1961 Anayasası işçi sınıfının örgütlenmesi önündeki engelleri kaldırdı; bu ortamda Türkiye’nin ilk sosyalist partisi Türkiye İşçi Partisi (TİP) kuruldu ve büyük bir ilgi gördü. 1965’te Meclis’e milletvekili de soktular. Fakat daha önemlisi, CHP tarihinde ilk defa solcu oldu. İsmet Paşa, 1965 seçimleri öncesinde ortanın solunda olduğunu açıkladı. CHP’nin kuruluşundan beri solcu olduğunu zannediyoruz ama 1965’e kadar solcu değildi, solun değerlerini 1957’den itibaren fark etmeye ve kullanmaya başladı. 1950’lerin ortasından önce CHP bir sağ partiydi. 1965’te, İsmet Paşa’nın “Ortanın solundayız’’ açıklaması üzerine “Ortanın solu Moskova’nın yolu’’ sloganı türetildi. İsmet Paşa da “Biz Moskova’dan değil, Amerika’da Roosevelt’ten, New Deal’dan esinlendik’’ dedi. Türkiye’de hem işçi sınıfının hem entelektüellerin sola olan ilgisi sebebiyle, İsmet Paşa istikametini bu yana çevirerek oylardan yararlanmak istedi. Hatta Metin Feyzioğlu’nun dedesi Turhan Feyzioğlu’nun grubu, “Hayır, biz ortanın sağındayız’’ deyip partiden ayrıldı. Aynı sene Alparslan Türkeş, Cumhuriyetçi Köylü ve Millet Partisi’nin başına geçti. İşte o da eski CHP’yi devam ettirdi. Daha doğrusu CHP’nin sağ mirasını devraldı.
1964 yılında TİP Anayasa Mahkemesi’nde dava açtı. Anayasa Mahkemesi bilimsel nitelikteki yayınların önündeki engelleri kaldırınca sol klasikler de yayımlanmaya başlandı. Şimdiki kuşak komünizmi biraz romantik bir aşk hikâyesi zannediyor ama sosyalist, komünist olmak eskiden ağır bedelleri olan bir siyasi tavırdı. Çünkü insanlar Marx’tan çeviri yaptıkları için, “Özgürlük, eşitlik, kardeşlik’’ dedikleri için yıllarca hapis yattılar. Ne zaman ki Anayasa’dan 141. ve 142. maddeler kalktı, Türkiye’de komünistlik biraz daha romantik bir hadise olmaya başladı.

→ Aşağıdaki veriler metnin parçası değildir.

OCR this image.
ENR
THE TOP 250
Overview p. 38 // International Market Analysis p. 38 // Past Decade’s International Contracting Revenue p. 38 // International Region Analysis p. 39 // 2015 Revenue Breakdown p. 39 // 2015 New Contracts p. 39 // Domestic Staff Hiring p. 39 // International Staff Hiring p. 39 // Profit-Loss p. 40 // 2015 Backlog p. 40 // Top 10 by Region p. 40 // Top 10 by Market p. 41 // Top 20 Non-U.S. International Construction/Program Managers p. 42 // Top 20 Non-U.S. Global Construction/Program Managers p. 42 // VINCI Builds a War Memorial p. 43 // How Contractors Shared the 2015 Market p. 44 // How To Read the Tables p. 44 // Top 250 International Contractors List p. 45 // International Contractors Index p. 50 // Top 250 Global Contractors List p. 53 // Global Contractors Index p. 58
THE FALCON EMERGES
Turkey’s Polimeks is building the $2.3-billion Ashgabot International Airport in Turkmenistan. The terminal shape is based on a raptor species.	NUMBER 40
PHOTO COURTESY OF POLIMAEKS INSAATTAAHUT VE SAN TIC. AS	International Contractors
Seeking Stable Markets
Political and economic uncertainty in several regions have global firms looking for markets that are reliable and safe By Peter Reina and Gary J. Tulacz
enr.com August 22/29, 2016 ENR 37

- Kapital’in tamamı ne zaman yayımlanabildi?
1966’da Kapital’in 1’inci cildi 5 kitap halinde basıldı. Sonra bir ara verildi. Daha sonra 3’üncü cildin 1’inci bölümü basıldı ve 2’nci cilt 1976’ya kadar basılmadı. 1975-1978 arasında, 3 cilt halinde yine Sol Yayınları tarafından tamamı yayımlandı. Kapital çevrildikten sonra araya 12 Mart darbesi girdi. 1980 döneminde de birçok kitap yasaklandı, hatta Bilim ve Sosyalizm Yayınları’nın neredeyse tamamı yakıldı. Kapital’in resmi olarak yasaklandığını hatırlamıyorum. Ama öyle bir dönemde yaşıyorsunuz ki elinizde Kapital’i görseler başınız belaya girer.